I kept going, knowing, damn well knowing that there wasn’t a cat in hell’s chance of anyone surviving, but needing to see it for myself.

A minute later, I got my answer. I stared down from a ridge at the devastation. Nothing could have survived it…nothing. The shark had used Hellfires, I guessed.

Insanely hot, high explosive, and monomolecular fléchettes. The same kind that the helo would have been carrying, the same kind that I’d wanted them to use on the factory.

If anyone scanned the debris later on? It’d pass a quick and dirty inspection, written up as a helo pilot error, then a Hellfire detonating on impact.

Full team lost…too bad, so sad.

Well, that was bullshit, because I was still here. I was still fucking alive, and I’d find whoever did this. I’d find them and I’d fucking murder them, each and every one.

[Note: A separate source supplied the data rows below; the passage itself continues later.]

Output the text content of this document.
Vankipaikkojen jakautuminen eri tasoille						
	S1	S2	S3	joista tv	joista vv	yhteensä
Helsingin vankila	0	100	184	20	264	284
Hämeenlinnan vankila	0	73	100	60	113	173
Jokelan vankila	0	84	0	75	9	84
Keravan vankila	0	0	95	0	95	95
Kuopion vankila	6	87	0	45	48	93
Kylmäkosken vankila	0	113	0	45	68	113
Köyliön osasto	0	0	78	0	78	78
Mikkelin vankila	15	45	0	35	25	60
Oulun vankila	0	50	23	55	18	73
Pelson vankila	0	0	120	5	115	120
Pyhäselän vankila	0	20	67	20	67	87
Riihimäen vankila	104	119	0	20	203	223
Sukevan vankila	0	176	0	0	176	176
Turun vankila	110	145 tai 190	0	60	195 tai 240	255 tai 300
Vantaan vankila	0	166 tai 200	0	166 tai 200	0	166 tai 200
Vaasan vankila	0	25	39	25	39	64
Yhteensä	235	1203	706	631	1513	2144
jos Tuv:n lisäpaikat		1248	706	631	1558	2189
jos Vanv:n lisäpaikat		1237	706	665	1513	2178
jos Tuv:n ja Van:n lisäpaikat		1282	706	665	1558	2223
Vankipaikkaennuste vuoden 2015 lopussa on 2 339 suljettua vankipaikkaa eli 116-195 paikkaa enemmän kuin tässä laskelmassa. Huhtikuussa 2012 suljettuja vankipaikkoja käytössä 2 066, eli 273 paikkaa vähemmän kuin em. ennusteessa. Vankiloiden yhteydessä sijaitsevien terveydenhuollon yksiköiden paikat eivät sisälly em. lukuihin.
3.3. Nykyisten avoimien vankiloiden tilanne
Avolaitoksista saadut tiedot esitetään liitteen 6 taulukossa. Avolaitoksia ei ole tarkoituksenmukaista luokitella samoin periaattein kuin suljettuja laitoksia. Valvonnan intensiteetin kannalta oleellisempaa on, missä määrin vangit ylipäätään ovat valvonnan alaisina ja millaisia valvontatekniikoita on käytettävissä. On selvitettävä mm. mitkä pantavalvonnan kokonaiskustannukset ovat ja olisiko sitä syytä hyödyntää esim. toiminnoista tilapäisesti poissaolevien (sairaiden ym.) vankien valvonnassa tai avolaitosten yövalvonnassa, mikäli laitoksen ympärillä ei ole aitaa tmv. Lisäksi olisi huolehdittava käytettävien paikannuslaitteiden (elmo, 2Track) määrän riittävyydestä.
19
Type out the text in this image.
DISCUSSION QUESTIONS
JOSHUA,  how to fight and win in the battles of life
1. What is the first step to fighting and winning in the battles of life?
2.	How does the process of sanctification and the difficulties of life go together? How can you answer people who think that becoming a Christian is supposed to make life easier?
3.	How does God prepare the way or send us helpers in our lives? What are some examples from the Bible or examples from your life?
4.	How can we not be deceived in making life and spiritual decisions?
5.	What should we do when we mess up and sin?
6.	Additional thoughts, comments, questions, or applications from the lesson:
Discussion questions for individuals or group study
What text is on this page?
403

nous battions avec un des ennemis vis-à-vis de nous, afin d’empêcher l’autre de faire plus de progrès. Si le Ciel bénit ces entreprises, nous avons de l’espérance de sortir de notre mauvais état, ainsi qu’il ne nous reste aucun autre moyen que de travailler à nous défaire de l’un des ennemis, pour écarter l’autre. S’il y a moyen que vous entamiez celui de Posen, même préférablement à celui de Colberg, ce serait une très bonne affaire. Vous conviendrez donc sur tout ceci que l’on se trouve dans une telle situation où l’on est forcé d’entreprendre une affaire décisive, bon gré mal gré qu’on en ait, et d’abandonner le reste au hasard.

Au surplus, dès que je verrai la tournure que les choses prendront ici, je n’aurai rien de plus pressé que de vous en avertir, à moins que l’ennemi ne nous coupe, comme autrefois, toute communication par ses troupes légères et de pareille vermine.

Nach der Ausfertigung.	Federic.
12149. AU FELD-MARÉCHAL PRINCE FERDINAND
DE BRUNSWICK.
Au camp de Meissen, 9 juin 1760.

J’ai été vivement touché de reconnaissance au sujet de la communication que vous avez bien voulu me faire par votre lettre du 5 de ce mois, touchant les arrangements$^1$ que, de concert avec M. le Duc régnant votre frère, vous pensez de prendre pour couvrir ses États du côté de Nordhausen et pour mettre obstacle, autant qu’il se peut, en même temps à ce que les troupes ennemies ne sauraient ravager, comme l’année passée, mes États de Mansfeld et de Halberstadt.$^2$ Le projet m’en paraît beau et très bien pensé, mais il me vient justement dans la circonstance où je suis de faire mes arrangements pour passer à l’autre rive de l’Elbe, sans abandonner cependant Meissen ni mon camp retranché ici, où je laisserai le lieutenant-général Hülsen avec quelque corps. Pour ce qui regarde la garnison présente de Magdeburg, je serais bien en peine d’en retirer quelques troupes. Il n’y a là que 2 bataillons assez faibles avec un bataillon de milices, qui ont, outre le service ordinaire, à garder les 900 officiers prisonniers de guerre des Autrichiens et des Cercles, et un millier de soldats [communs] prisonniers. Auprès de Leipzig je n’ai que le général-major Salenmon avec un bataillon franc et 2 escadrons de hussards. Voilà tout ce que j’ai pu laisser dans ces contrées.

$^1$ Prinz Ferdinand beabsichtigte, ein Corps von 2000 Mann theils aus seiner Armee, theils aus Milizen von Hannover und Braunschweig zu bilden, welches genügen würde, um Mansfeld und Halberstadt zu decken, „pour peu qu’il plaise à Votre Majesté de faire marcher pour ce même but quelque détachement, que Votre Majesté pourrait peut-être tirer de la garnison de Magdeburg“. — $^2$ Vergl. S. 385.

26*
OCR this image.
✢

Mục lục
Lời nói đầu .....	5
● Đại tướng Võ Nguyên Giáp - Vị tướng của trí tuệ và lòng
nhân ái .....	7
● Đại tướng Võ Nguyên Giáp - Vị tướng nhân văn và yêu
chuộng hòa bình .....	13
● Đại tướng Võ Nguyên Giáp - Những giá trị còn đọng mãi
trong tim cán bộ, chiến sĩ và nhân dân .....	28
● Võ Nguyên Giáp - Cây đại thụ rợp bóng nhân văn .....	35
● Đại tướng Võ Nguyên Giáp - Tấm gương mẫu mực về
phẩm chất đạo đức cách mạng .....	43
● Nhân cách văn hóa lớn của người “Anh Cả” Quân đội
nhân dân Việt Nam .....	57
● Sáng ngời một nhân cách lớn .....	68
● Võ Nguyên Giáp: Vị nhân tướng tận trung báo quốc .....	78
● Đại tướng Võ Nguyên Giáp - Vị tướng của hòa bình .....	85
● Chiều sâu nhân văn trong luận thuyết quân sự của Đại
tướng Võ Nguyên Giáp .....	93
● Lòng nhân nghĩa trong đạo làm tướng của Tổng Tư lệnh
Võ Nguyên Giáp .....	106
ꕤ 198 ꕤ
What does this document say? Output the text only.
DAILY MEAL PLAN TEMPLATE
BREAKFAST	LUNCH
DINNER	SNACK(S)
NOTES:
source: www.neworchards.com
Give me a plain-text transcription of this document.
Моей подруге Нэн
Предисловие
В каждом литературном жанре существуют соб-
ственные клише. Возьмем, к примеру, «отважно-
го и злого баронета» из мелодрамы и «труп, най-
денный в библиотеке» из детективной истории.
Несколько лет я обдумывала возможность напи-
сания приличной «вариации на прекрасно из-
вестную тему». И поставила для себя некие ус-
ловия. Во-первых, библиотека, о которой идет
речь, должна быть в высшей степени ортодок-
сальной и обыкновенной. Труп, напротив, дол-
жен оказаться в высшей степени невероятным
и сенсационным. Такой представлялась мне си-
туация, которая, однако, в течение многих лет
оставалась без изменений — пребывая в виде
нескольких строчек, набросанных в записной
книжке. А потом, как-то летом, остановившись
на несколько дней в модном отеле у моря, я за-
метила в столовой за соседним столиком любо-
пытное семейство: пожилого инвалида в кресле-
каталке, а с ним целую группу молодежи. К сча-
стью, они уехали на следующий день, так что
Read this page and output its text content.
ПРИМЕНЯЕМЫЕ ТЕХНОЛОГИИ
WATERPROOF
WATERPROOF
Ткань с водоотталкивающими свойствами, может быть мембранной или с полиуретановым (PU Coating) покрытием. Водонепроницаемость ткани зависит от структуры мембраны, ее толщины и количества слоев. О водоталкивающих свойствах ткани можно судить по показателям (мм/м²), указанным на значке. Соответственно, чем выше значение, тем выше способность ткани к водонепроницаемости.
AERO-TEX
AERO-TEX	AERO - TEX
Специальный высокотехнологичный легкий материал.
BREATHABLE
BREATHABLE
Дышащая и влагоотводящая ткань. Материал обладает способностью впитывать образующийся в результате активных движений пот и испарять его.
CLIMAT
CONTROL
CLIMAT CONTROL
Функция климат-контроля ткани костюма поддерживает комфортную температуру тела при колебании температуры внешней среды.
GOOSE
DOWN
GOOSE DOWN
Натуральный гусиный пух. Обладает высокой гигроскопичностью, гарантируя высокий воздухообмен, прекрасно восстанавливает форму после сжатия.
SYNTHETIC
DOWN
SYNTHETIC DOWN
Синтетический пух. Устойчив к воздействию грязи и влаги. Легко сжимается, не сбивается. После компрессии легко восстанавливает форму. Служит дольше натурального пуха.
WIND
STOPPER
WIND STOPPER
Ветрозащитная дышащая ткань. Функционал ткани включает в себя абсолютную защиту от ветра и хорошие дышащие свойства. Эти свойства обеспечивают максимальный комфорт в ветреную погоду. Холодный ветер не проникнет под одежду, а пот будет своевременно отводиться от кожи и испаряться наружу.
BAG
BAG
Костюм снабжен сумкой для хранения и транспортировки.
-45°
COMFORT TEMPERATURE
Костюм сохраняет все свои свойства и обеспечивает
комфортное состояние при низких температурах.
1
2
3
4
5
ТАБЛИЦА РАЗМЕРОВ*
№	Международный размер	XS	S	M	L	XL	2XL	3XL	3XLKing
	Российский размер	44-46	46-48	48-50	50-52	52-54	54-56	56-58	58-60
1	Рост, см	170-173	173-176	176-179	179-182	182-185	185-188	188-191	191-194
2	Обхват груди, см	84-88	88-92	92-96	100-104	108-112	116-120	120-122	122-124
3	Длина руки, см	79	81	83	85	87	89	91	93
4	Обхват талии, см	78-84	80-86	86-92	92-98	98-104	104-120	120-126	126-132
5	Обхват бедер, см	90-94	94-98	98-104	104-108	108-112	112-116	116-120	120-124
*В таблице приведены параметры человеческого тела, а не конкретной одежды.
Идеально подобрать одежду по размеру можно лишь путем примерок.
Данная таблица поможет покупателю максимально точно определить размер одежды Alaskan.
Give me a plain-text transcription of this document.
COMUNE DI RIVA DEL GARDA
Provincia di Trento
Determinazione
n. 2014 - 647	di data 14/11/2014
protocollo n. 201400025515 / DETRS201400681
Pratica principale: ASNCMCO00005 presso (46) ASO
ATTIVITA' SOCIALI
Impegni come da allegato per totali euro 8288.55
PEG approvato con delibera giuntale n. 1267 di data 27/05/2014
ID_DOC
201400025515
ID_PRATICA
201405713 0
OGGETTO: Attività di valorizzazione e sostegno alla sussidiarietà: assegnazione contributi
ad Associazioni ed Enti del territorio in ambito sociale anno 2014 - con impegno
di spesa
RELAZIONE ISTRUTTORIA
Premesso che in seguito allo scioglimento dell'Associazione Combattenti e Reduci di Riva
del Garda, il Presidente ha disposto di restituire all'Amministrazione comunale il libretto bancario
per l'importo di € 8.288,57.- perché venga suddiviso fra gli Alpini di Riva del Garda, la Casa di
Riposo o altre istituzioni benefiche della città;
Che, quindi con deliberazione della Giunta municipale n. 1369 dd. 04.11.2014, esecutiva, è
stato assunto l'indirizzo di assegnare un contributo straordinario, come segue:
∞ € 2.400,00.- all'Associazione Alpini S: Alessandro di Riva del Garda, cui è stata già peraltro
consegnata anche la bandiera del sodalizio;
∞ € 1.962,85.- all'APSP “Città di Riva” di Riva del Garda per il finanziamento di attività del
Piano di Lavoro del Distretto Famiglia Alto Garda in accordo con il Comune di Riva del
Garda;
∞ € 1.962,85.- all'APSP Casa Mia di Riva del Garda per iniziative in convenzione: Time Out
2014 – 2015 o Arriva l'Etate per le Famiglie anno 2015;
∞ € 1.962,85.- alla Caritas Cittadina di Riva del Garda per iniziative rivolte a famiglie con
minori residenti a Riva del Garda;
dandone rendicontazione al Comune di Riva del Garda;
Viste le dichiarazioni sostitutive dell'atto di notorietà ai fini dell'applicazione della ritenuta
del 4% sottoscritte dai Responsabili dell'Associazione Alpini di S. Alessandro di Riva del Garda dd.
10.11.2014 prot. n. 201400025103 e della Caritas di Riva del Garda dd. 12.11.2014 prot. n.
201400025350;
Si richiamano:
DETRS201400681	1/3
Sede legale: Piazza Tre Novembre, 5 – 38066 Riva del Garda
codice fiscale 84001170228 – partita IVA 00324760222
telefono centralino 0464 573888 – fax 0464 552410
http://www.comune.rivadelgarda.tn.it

For now, though? Sync had cut the connection; she’d been alive, and she had Richie with her. I’d only heard the one strike—two missiles, but that was it.

Knowing that sneaky fuck Sync, she’d have Richie hidden away somewhere safe by now, and no matter what happened, the APS Corps wouldn’t just shrug at the loss of us…Blue Team!

Fuck’s sake, where was Blue?

They’d been with us, hadn’t they? Behind our helo…

No, they’d been ordered off, sent somewhere else. I vaguely remembered a message telling us we’d get a beer later, when they got back. Now it was obvious.

They’d been sent away to separate us. I’d confirmed that all trace of the recordings we had were deleted…a copy was sent to the major, but beyond that there was only one other copy.

Mine, a physical recording locked into my suit.

Was I the target? Clearly someone thought we had something, on the recordings or that I or one of my team had seen personally. Or maybe they’d done it after finding the drone and that we’d been watching the shit found at the site? No. That was ridiculous. Richie had only just been caught and seconds later, we were down.

No, they had to have been ready, waiting and planning to do this already. I stayed there frozen for long minutes, my mind racing, until I swore. The warning on the secondary battery flashed that it was almost depleted.

It was almost dead, and although my own was good still at thirty-six, the additional battery being drained first, it wouldn’t last that long if I kept using it.

The drain from active camo on my shitty systems was too great, and I was in a fucking snowstorm anyway. Our suits were designed to be stealthy, so fuck it. Without the antenna, I’d register as slightly warmer metal than the mountain’s average, sure, but a hundred meters below me was a fire and flaming wreckage.

I’d probably pass a basic scan.

I cut the camo, staying still and letting myself vanish under the snow as my mind raced.

However they spun this, the corps would send a recovery team, usually a few dozen suits plus a couple of helos, as well as grunts to do the actual shlepping around of the crap that needed to be collected.

No chance they’d all be in on it. No, this read like it was a hit, something to shut us down.

Something had been found in the base, and it wasn’t even under lockdown until then. Just a standard recovery situation. Something there had changed everything, and I was going to goddamn find out what. There were too many unknowns, too many assholes, and too little people being shot in the face by me for my tastes.

One of those I could fix sharpish, though, and I’d start with Tyrannus.

I was exhausted, physically from the fight, mentally from all the shit that was going on, and emotionally from…from losing my best friends.

No way I was making good decisions right now, and regardless, there was nothing I could do. Richie and Sync had their nanite medikits, so unless they were dead by drone already, which there was nothing I could do anything about, they’d probably recover.

They’d be doing what I was: hiding and waiting. Best to make the most of it.

I let my head fall into the snow, stretched out as I was, and barely stayed awake long enough to deploy a scanner. It was a low-level one, optical only, but if Richie and Sync came looking, I wanted to know about it.

Then I let the darkness take me, lost on the mountainside, my friends’ remains still glowing hot far below.